Merely the fact that I checked out Leroux’s novels has changed their fate. Since almost all formulas for deciding whether to keep or discard books in a library depend on how often a book is taken out and when it was last removed from the stacks, my interest alone will give these volumes another five years or so of life in the valuable real estate of a Manhattan lending library. Leroux deserves at least that. I am not the one to rescue him from obscurity, however, and neither is Charles Larson, who had been so enthusiastic about him once. Does some future literary critic exist who can resurrect these books? Or will they sink back into the abyss of unread literature? After all, it has been only forty-four years since they appeared. When you think of Lucretius waiting for fifteen hundred years to be rediscovered, that does not seem long at all.
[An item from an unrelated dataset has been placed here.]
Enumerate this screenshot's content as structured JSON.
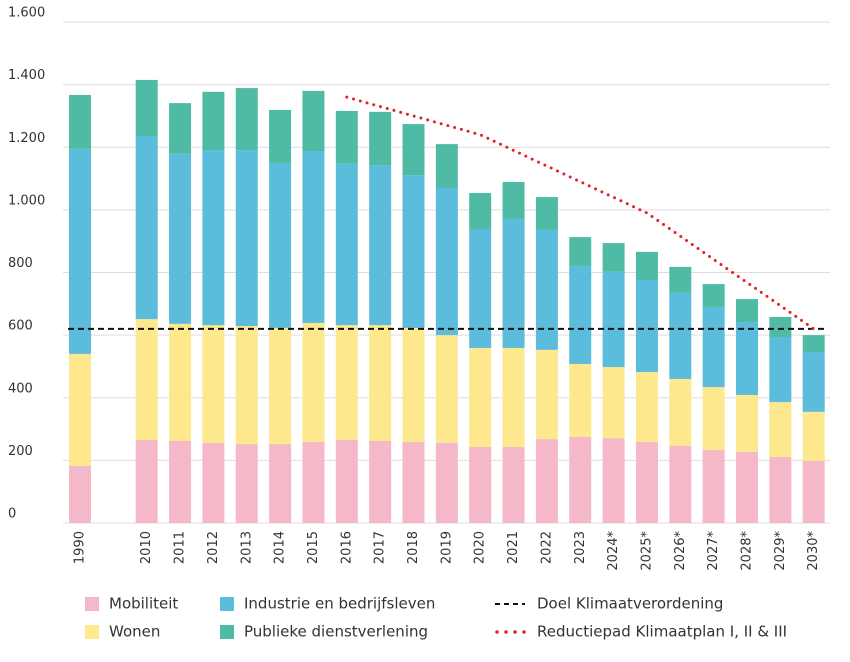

On the other hand, some books have an impact at the moment of their publication and for their immediate audience that they can never have again. I suspect that is the case here. Politically, South Africa has moved on, and so has literary fiction. The shock of the new becomes the schlock of the familiar. But in a larger sense, so what? In his time, in his homeland, Leroux was revered and beloved. What difference does it make to him now, next to his parents, under black granite on a windswept hill, whether he is immortal?